Developer Tools

Ollama v0.30.0 shifts to llama.cpp, adds GGUF support and MLX acceleration

Major architecture overhaul: now with native llama.cpp support and Apple Silicon boost.

Deep Dive

Ollama's latest pre-release (v0.30.0) marks a significant architectural shift: the local AI model runner now directly integrates llama.cpp instead of building on top of GGML. This change unlocks full compatibility with the GGUF file format, the de facto standard for quantized models, and introduces MLX acceleration for Apple Silicon Macs. The result is faster inference, better memory utilization, and broader model interoperability—critical for developers running large language models locally.

The v0.30.0 pre-release is available for testing on Mac, Linux, and Windows via the standard install script with the version flag set. Known limitations include missing support for certain models like laguna-xs.2 and llama3.2-vision. The team asks users to report any performance improvements or regressions, new errors, or changes in memory usage.
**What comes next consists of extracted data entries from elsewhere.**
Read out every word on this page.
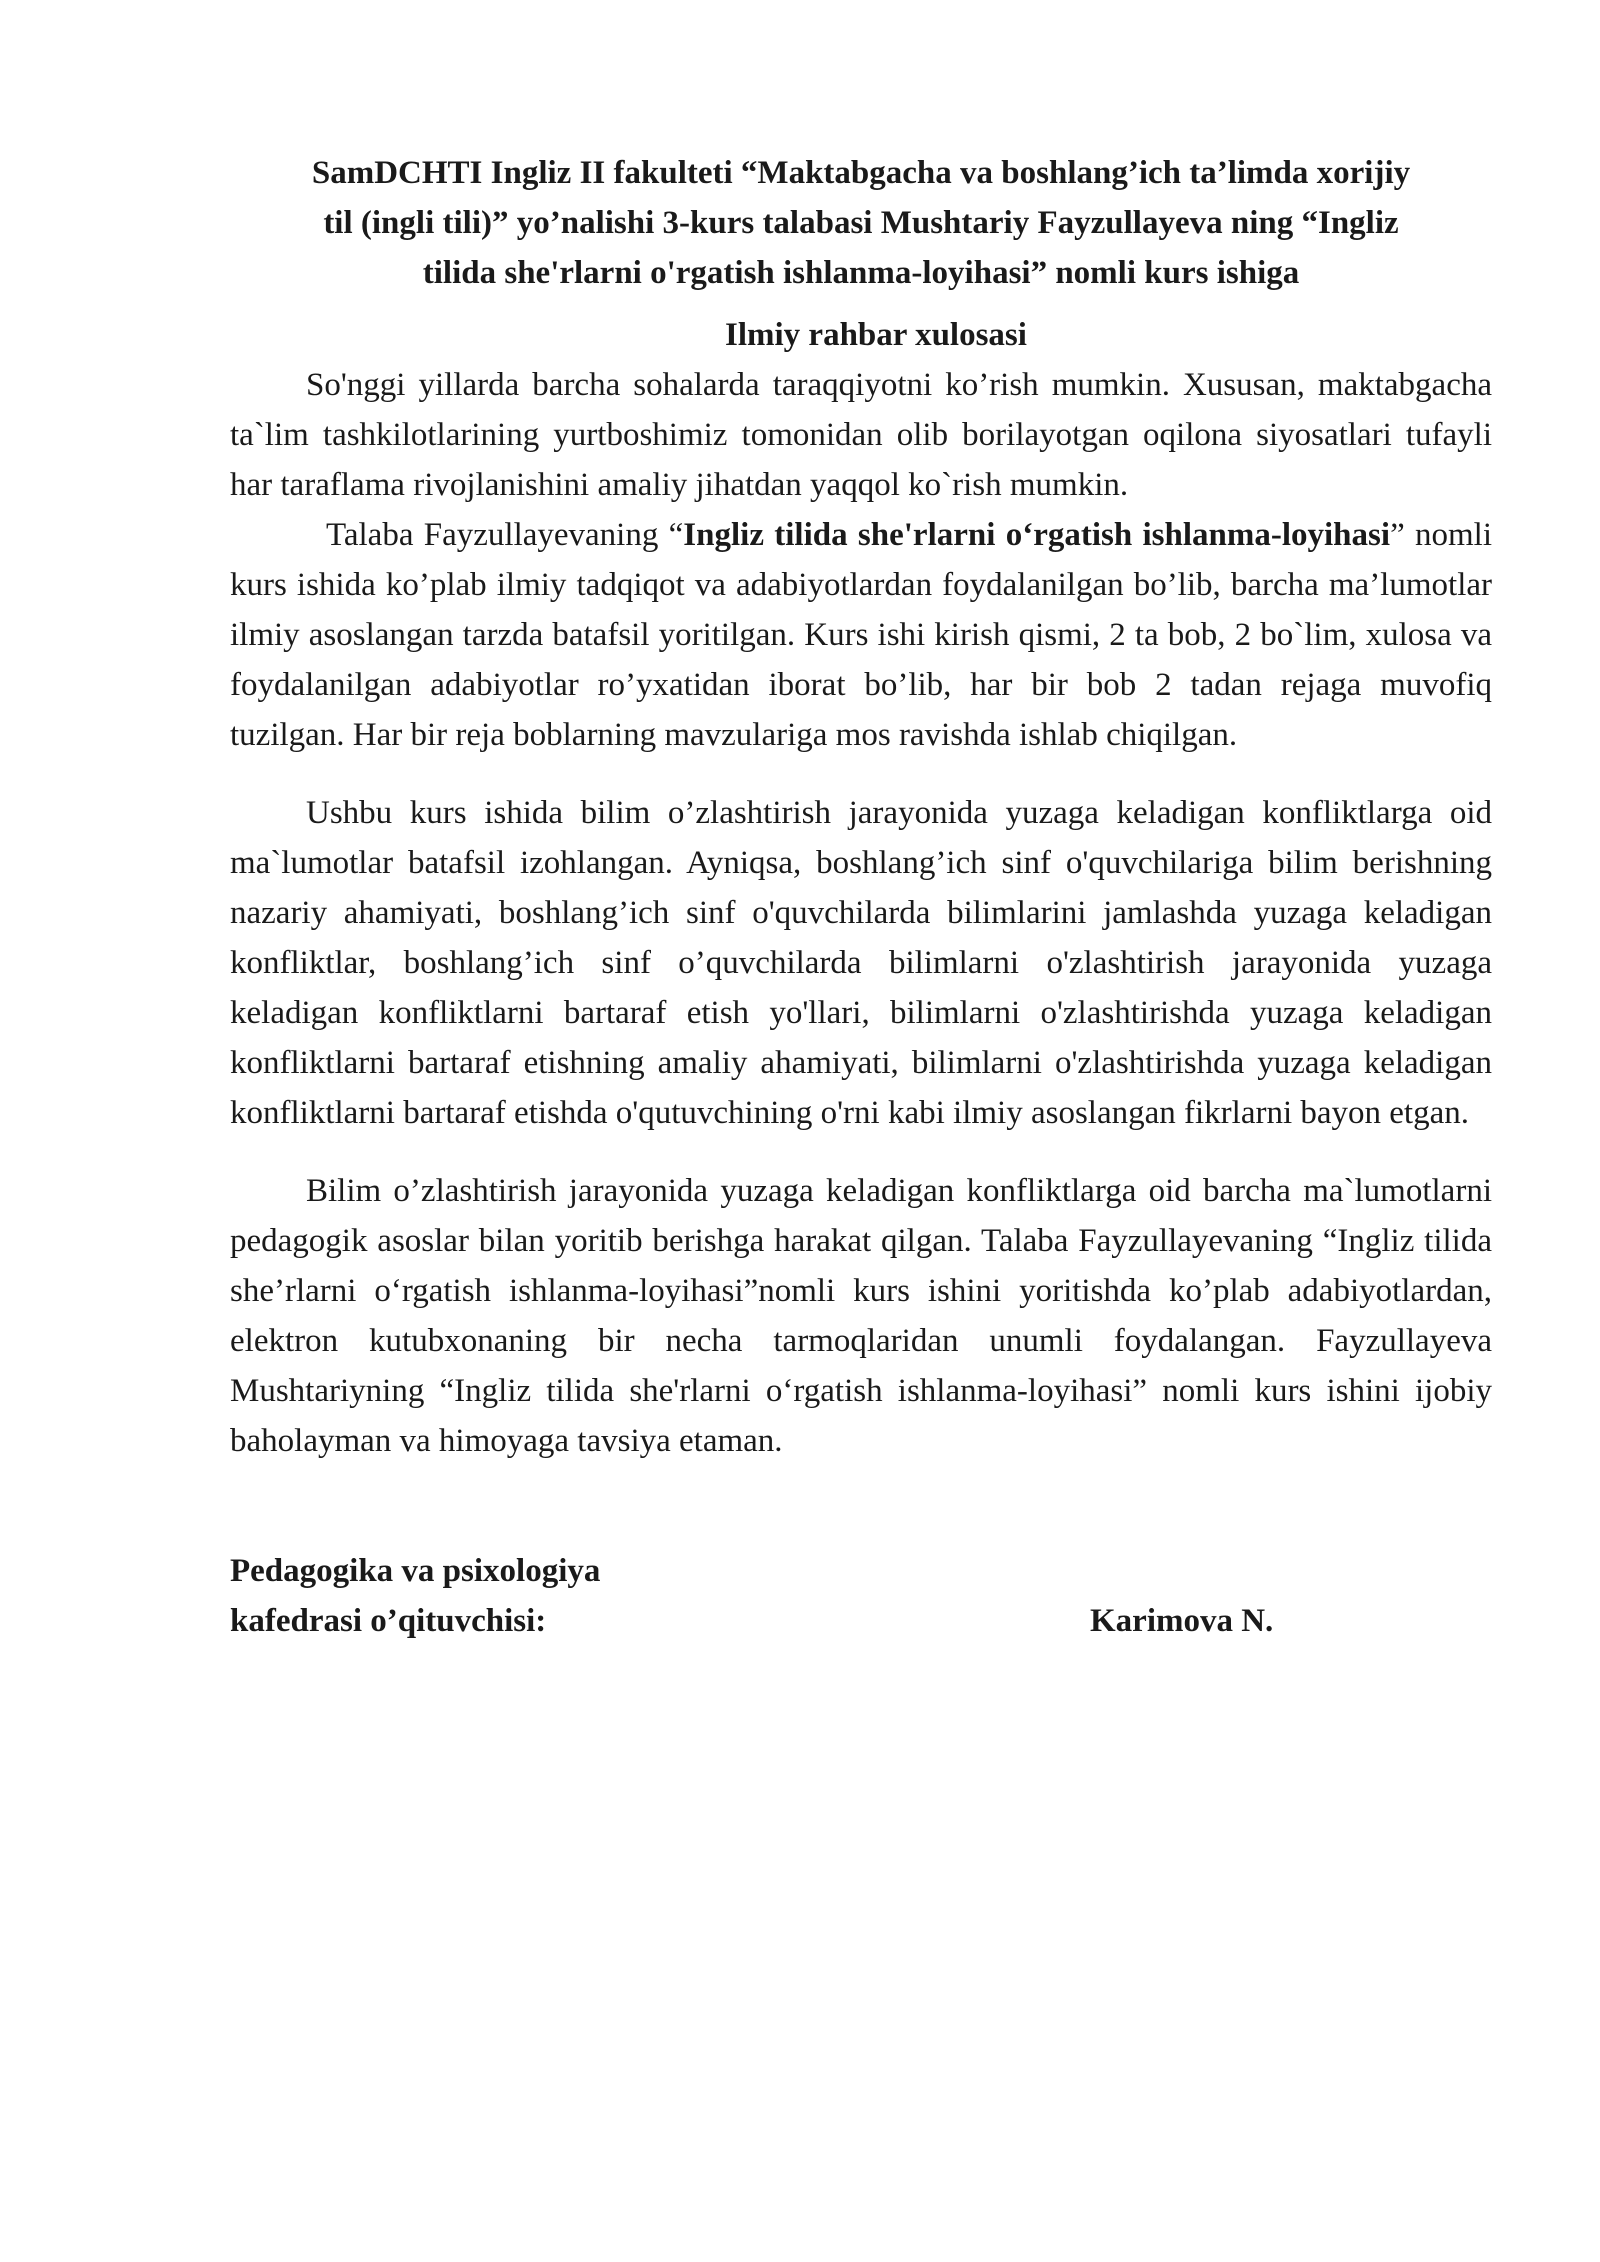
SamDCHTI Ingliz II fakulteti “Maktabgacha va boshlang’ich ta’limda xorijiy
til (ingli tili)” yo’nalishi 3-kurs talabasi Mushtariy Fayzullayeva ning “Ingliz
tilida she'rlarni o'rgatish ishlanma-loyihasi” nomli kurs ishiga
Ilmiy rahbar xulosasi

So'nggi yillarda barcha sohalarda taraqqiyotni ko’rish mumkin. Xususan, maktabgacha ta`lim tashkilotlarining yurtboshimiz tomonidan olib borilayotgan oqilona siyosatlari tufayli har taraflama rivojlanishini amaliy jihatdan yaqqol ko`rish mumkin.

Talaba Fayzullayevaning “Ingliz tilida she'rlarni o‘rgatish ishlanma-loyihasi” nomli kurs ishida ko’plab ilmiy tadqiqot va adabiyotlardan foydalanilgan bo’lib, barcha ma’lumotlar ilmiy asoslangan tarzda batafsil yoritilgan. Kurs ishi kirish qismi, 2 ta bob, 2 bo`lim, xulosa va foydalanilgan adabiyotlar ro’yxatidan iborat bo’lib, har bir bob 2 tadan rejaga muvofiq tuzilgan. Har bir reja boblarning mavzulariga mos ravishda ishlab chiqilgan.

Ushbu kurs ishida bilim o’zlashtirish jarayonida yuzaga keladigan konfliktlarga oid ma`lumotlar batafsil izohlangan. Ayniqsa, boshlang’ich sinf o'quvchilariga bilim berishning nazariy ahamiyati, boshlang’ich sinf o'quvchilarda bilimlarini jamlashda yuzaga keladigan konfliktlar, boshlang’ich sinf o’quvchilarda bilimlarni o'zlashtirish jarayonida yuzaga keladigan konfliktlarni bartaraf etish yo'llari, bilimlarni o'zlashtirishda yuzaga keladigan konfliktlarni bartaraf etishning amaliy ahamiyati, bilimlarni o'zlashtirishda yuzaga keladigan konfliktlarni bartaraf etishda o'qutuvchining o'rni kabi ilmiy asoslangan fikrlarni bayon etgan.

Bilim o’zlashtirish jarayonida yuzaga keladigan konfliktlarga oid barcha ma`lumotlarni pedagogik asoslar bilan yoritib berishga harakat qilgan. Talaba Fayzullayevaning “Ingliz tilida she’rlarni o‘rgatish ishlanma-loyihasi”nomli kurs ishini yoritishda ko’plab adabiyotlardan, elektron kutubxonaning bir necha tarmoqlaridan unumli foydalangan. Fayzullayeva Mushtariyning “Ingliz tilida she'rlarni o‘rgatish ishlanma-loyihasi” nomli kurs ishini ijobiy baholayman va himoyaga tavsiya etaman.

Pedagogika va psixologiya
kafedrasi o’qituvchisi:	Karimova N.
This release sets the foundation for future updates, promising a more robust and efficient local AI experience.

Key Points
  • Architecture switched from GGML to direct llama.cpp support for improved performance and compatibility.
  • Added GGUF file format support, enabling broader model interoperability.
  • MLX acceleration now available for Apple Silicon, boosting inference speed on Macs.

Why It Matters

Streamlines local AI model deployment with better performance and broader model support.